Menos inspirada resulta, en cambio, la representación de los fantasmas y su redundante vagar por el metraje. Materializados bajo la clásica sábana blanca con la que se les asocia en la cultura popular, una decisión no exenta de ironía que nos lleva a pensar en ejercicios posmodernos como Finisterrae (Sergio Caballero, 2010) o A Ghost Story (David Lowery, 2017), pasando por Méliés, su irrupción produce un cierto desequilibrio al hacer explícito lo insinuado por la inquietante quietud de sus imágenes, la composición estática de las figuras en el paisaje y el uso de voz en off. Podíamos sospechar que tanto la película como sus personajes habitan un tiempo suspendido sin la necesidad de subrayarlo, de caer en el guiño cómplice. La inmovilidad de los intérpretes y la ausencia de naturalismo en su representación así lo atestiguan, son fantasmas en vida, se encuentran en un limbo. Aunque durante su propio transcurso, en su devenir, se nos antoje también la idea del eterno retorno. Un ciclo sin fin del que los espectadores son partícipes: El de la vida y la muerte en el mar gallego, encabezado por la Santa Compaña.
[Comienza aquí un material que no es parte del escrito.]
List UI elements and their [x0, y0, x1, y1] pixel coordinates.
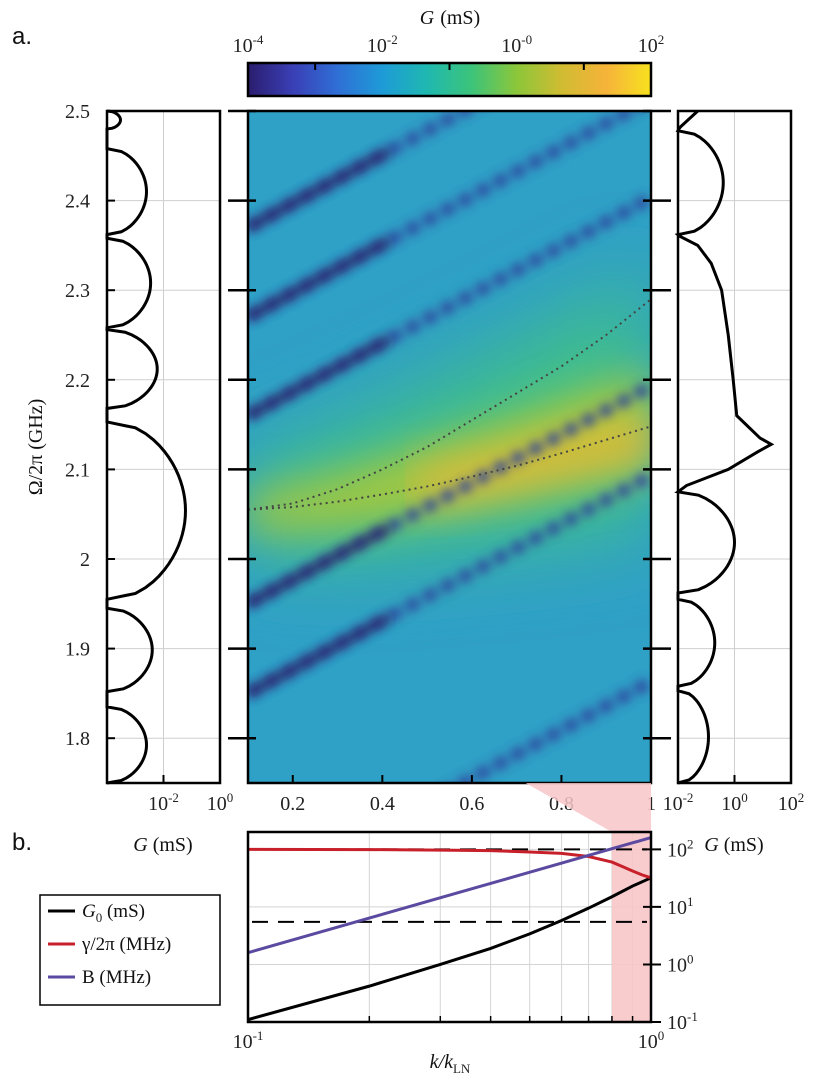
y-tick-label: 2.5: [65, 101, 90, 123]
heatmap-dotted-curve: [248, 425, 651, 511]
legend-entry: B (MHz): [82, 967, 151, 988]
b-x-tick-label: 10-1: [233, 1028, 264, 1053]
b-y-tick-label: 101: [667, 894, 694, 919]
legend-entry: γ/2π (MHz): [81, 934, 171, 955]
heatmap-dark-band: [248, 111, 477, 233]
b-series-line: [247, 836, 652, 955]
y-tick-label: 2.3: [65, 280, 90, 302]
colorbar-tick-label: 10-4: [233, 32, 264, 57]
right-cut-x-tick-label: 100: [721, 790, 748, 815]
left-cut-curve: [105, 109, 187, 785]
b-frame: [246, 830, 653, 1024]
heatmap-dark-band: [450, 676, 651, 783]
b-xlabel: k/kLN: [430, 1051, 471, 1076]
right-cut-x-tick-label: 102: [778, 790, 805, 815]
y-axis-ticks: 1.8 1.9 2 2.1 2.2 2.3 2.4 2.5: [65, 101, 115, 750]
y-tick-label: 1.9: [65, 639, 90, 661]
right-cut-curve: [674, 109, 775, 785]
heatmap-dark-band: [248, 470, 651, 699]
colorbar-label: G (mS): [420, 7, 480, 29]
panel-label-a: a.: [12, 23, 32, 50]
b-y-tick-label: 102: [667, 836, 694, 861]
b-shaded-region: [611, 832, 651, 1022]
y-tick-label: 2.2: [65, 370, 90, 392]
left-cut-x-tick-label: 10-2: [148, 790, 179, 815]
heatmap-frame: [246, 109, 653, 785]
panel-label-b: b.: [12, 829, 32, 856]
heatmap-dark-band: [248, 834, 651, 1052]
heatmap-dark-band: [248, 380, 651, 610]
colorbar: G (mS) 10-4 10-2 10-0 102: [233, 7, 665, 98]
y-tick-label: 1.8: [65, 728, 90, 750]
y-axis-label: Ω/2π (GHz): [25, 399, 47, 496]
colorbar-tick-label: 102: [638, 32, 665, 57]
legend-box: [39, 894, 221, 1006]
zoom-connector: [525, 783, 651, 832]
heatmap-dark-band: [248, 192, 651, 421]
heatmap-panel: 0.20.40.60.81: [228, 109, 671, 1052]
heatmap-dotted-curve: [248, 298, 651, 511]
heatmap-dark-band: [248, 111, 643, 323]
legend-entry: G0 (mS): [82, 901, 145, 925]
b-x-tick-label: 100: [638, 1028, 665, 1053]
colorbar-tick-label: 10-0: [501, 32, 532, 57]
y-tick-label: 2.4: [65, 191, 90, 213]
b-y-tick-label: 10-1: [667, 1009, 698, 1034]
y-tick-label: 2: [80, 549, 90, 571]
b-series-line: [247, 847, 652, 880]
heatmap-x-tick-label: 0.4: [370, 793, 395, 815]
heatmap-x-tick-label: 0.6: [459, 793, 484, 815]
legend: G0 (mS) γ/2π (MHz) B (MHz): [39, 894, 221, 1006]
left-cut-x-tick-label: 100: [207, 790, 234, 815]
b-y-tick-label: 100: [667, 951, 694, 976]
colorbar-tick-label: 10-2: [367, 32, 398, 57]
right-cut-x-tick-label: 10-2: [663, 790, 694, 815]
heatmap-x-tick-label: 0.2: [280, 793, 305, 815]
y-tick-label: 2.1: [65, 459, 90, 481]
b-series-line: [247, 876, 652, 1022]
right-cut-panel: 10-2 100 102 G (mS): [663, 109, 805, 856]
left-cut-xlabel: G (mS): [133, 834, 192, 856]
left-cut-panel: 10-2 100 G (mS): [105, 109, 234, 856]
right-cut-xlabel: G (mS): [704, 834, 763, 856]
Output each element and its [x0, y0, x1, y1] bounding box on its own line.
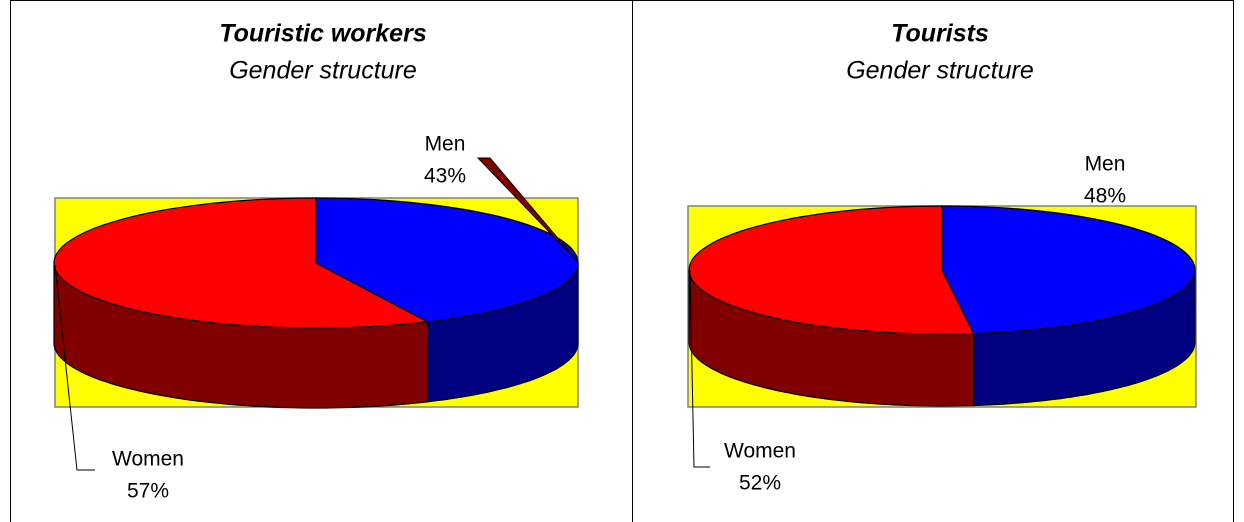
slice-value-label: 43%: [424, 165, 466, 188]
chart-subtitle: Gender structure: [846, 57, 1034, 85]
slice-value-label: 52%: [739, 472, 781, 495]
chart-title: Touristic workers: [219, 20, 427, 48]
slice-value-label: 48%: [1084, 185, 1126, 208]
slice-value-label: 57%: [127, 480, 169, 503]
leader-line: [54, 264, 95, 471]
pie-slice: [315, 197, 579, 323]
slice-label: Women: [724, 440, 796, 463]
leader-line: [476, 157, 579, 263]
pie-slice: [53, 197, 430, 329]
pie-slice: [941, 205, 1196, 335]
chart-subtitle: Gender structure: [229, 57, 417, 85]
pie-slice: [688, 205, 975, 335]
leader-line: [689, 269, 710, 468]
chart-title: Tourists: [891, 20, 989, 48]
slice-label: Men: [425, 133, 466, 156]
slice-label: Men: [1085, 153, 1126, 176]
frame: [10, 0, 1234, 522]
slice-label: Women: [112, 448, 184, 471]
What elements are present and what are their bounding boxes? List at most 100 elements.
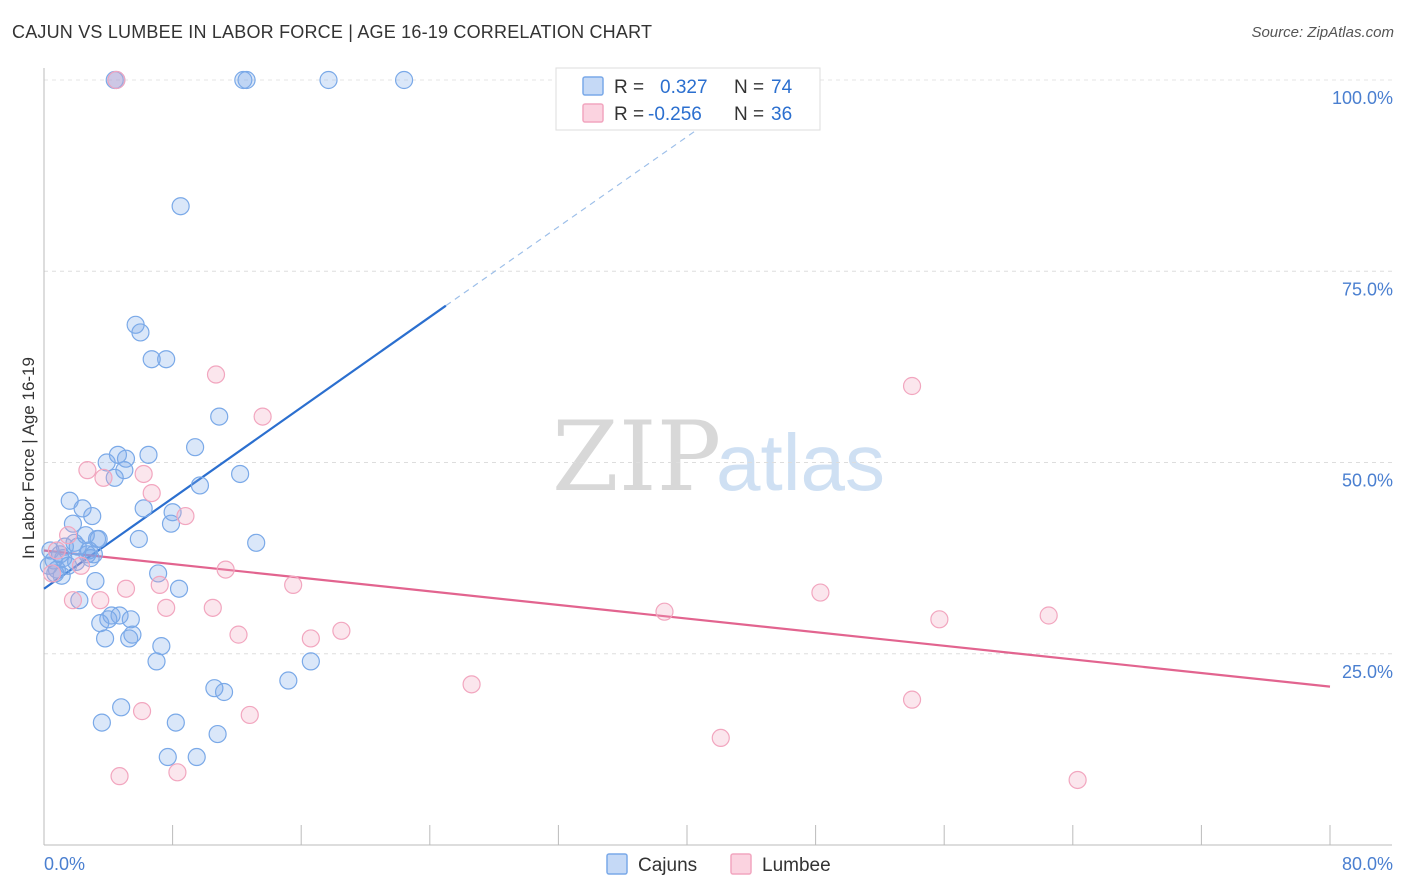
point-cajuns [171,197,190,216]
point-lumbee [42,564,62,583]
stats-swatch-lumbee [582,103,604,123]
point-lumbee [91,591,110,610]
stats-n-lumbee: 36 [771,104,792,125]
point-cajuns [121,610,140,629]
point-cajuns [78,545,97,564]
point-cajuns [187,747,206,767]
point-cajuns [214,682,234,702]
point-lumbee [301,629,320,648]
point-cajuns [112,698,131,717]
legend-swatch-lumbee [730,853,752,875]
point-cajuns [110,606,129,625]
point-lumbee [63,591,83,610]
point-lumbee [157,598,176,617]
point-lumbee [94,468,113,487]
watermark-zip: ZIP [552,401,721,513]
point-cajuns [152,636,171,656]
y-axis-title: In Labor Force | Age 16-19 [19,357,38,559]
x-tick-label-max: 80.0% [1342,854,1393,874]
point-cajuns [279,671,298,690]
trend-lines [43,102,1331,688]
point-cajuns [319,70,338,90]
point-lumbee [132,702,152,721]
stats-swatch-cajuns [582,76,604,96]
y-tick-label: 75.0% [1342,279,1393,299]
point-lumbee [462,675,481,694]
point-lumbee [811,583,830,602]
point-cajuns [142,350,161,369]
point-cajuns [394,70,414,90]
point-cajuns [131,323,150,342]
point-cajuns [95,629,115,648]
point-cajuns [134,499,153,518]
point-lumbee [655,602,674,621]
point-cajuns [158,747,177,767]
watermark-atlas: atlas [716,418,885,507]
point-lumbee [107,70,126,90]
axes [43,68,1392,846]
point-cajuns [147,652,166,671]
chart-title: CAJUN VS LUMBEE IN LABOR FORCE | AGE 16-… [12,22,653,42]
point-lumbee [284,575,303,595]
stats-r-lumbee: -0.256 [648,104,702,125]
point-cajuns [92,713,111,732]
point-lumbee [902,376,922,396]
stats-n-cajuns: 74 [771,77,793,98]
stats-r-cajuns: 0.327 [660,77,708,98]
gridlines [44,79,1392,655]
point-cajuns [208,724,227,744]
point-cajuns [186,438,205,457]
point-lumbee [71,556,91,575]
point-cajuns [129,529,148,549]
point-lumbee [110,767,129,786]
point-lumbee [216,560,235,579]
trend-line-cajuns-extension [445,102,736,307]
stats-r-label-cajuns: R = [614,77,644,98]
point-lumbee [168,763,187,782]
point-lumbee [240,705,259,725]
stats-box: R = 0.327 N = 74 R = -0.256 N = 36 [555,67,821,131]
point-cajuns [123,625,142,644]
point-lumbee [229,625,248,644]
legend: Cajuns Lumbee [606,853,831,876]
trend-line-lumbee [43,549,1331,688]
point-lumbee [116,579,136,598]
point-lumbee [711,728,730,748]
point-cajuns [87,529,107,549]
point-cajuns [63,514,83,533]
legend-label-lumbee: Lumbee [762,855,831,876]
y-tick-label: 50.0% [1342,471,1393,491]
point-cajuns [210,407,229,426]
data-points [39,70,1087,790]
point-lumbee [930,610,949,629]
point-cajuns [70,591,89,610]
point-cajuns [139,445,158,464]
point-lumbee [150,575,169,595]
point-lumbee [1068,770,1087,790]
source-label: Source: ZipAtlas.com [1251,24,1394,41]
point-cajuns [161,514,181,533]
stats-n-label-cajuns: N = [734,77,764,98]
point-cajuns [116,449,136,468]
point-cajuns [169,579,189,598]
point-lumbee [176,506,195,526]
point-lumbee [134,464,153,484]
point-cajuns [166,713,185,732]
point-cajuns [237,70,256,90]
trend-line-cajuns [43,304,447,590]
point-lumbee [78,461,97,480]
point-cajuns [301,652,320,671]
point-cajuns [190,476,210,495]
tick-labels: 25.0% 50.0% 75.0% 100.0% 0.0% 80.0% [44,88,1393,874]
point-lumbee [332,621,351,640]
point-cajuns [86,571,105,591]
point-cajuns [205,679,224,698]
point-cajuns [247,533,266,552]
legend-label-cajuns: Cajuns [638,855,697,876]
point-lumbee [203,598,222,617]
point-cajuns [157,350,176,369]
point-lumbee [59,526,78,545]
y-tick-label: 100.0% [1332,88,1393,108]
point-lumbee [47,541,66,560]
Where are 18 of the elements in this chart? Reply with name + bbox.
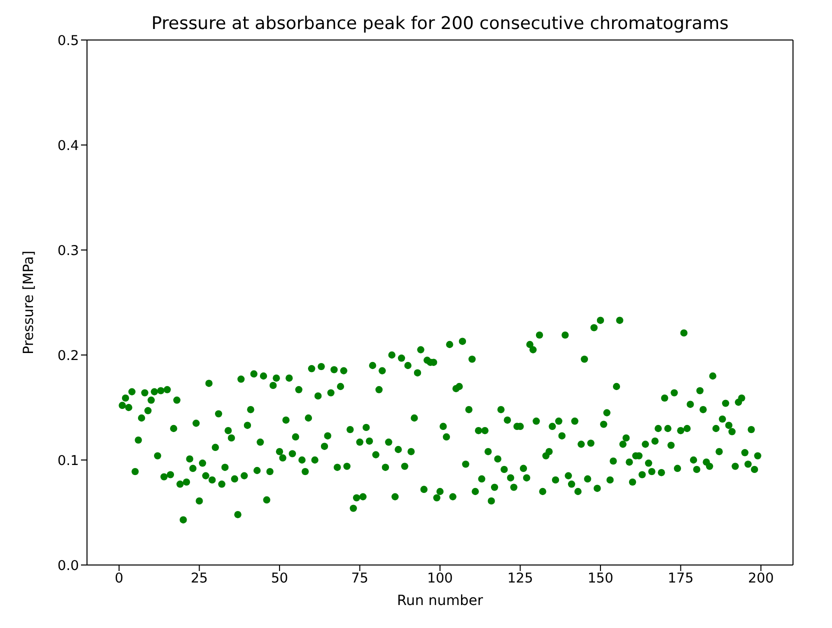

En esa dirección última, la película vuelve constantemente a una serie de imágenes y rostros, como las mareas suben y bajan hasta devolver el cuerpo del Rubio a la orilla, alterando el paisaje e incluso el color de la imagen. Un rojo lunar, el del título, que hace acto de presencia a su conclusión, impregnando el regreso del Rubio de entre los muertos. Quien sin mediar palabra, apenas con el latir de su mano sobre la roca, desata una imagen que, atendiendo a la reflexión de Sara Donoso sobre la obra de Lois Patiño, presente en el libro Miradas cruzadas, pintura é paisaxe no audiovisual galego contemporáneo (publicado en 2019 por la editorial Estraperlo y el Festival Intersección), podría justificar toda la película. Condensa la persecución de las búsquedas artísticas y cinematográficas que emprende, dado que: “en su trabajo no solo se produce el efecto pictórico con la manipulación de la imagen o el control directo sobre la luz: este se busca conscientemente en el paisaje, esperando el momento, sin intervenir. Y aparece, pronunciándose, como un hallazgo esperado”.

Ese hallazgo esperado no es otro que la imagen de la presa liberando su caudal. Un estallido torrencial filmado desde las alturas, en un plano cenital que asola la pantalla durante varios minutos. Toda una experiencia estética de color y movimiento que demuestra la capacidad de Lois Patiño para crear imágenes subyugantes que dan buena medida del carácter pictórico de su cine, en constante evolución, cada vez más permeable a lo narrativo. Pero que también ilustran un malestar. Pensemos por un momento en los incendios que, con todo su dolor, Oliver Laxe tuvo que desear para el rodaje de O que arde (2019). Y a continuación en la violencia del agua apagando el fuego rojizo prendido en el encuadre. Qué paz. Qué horror.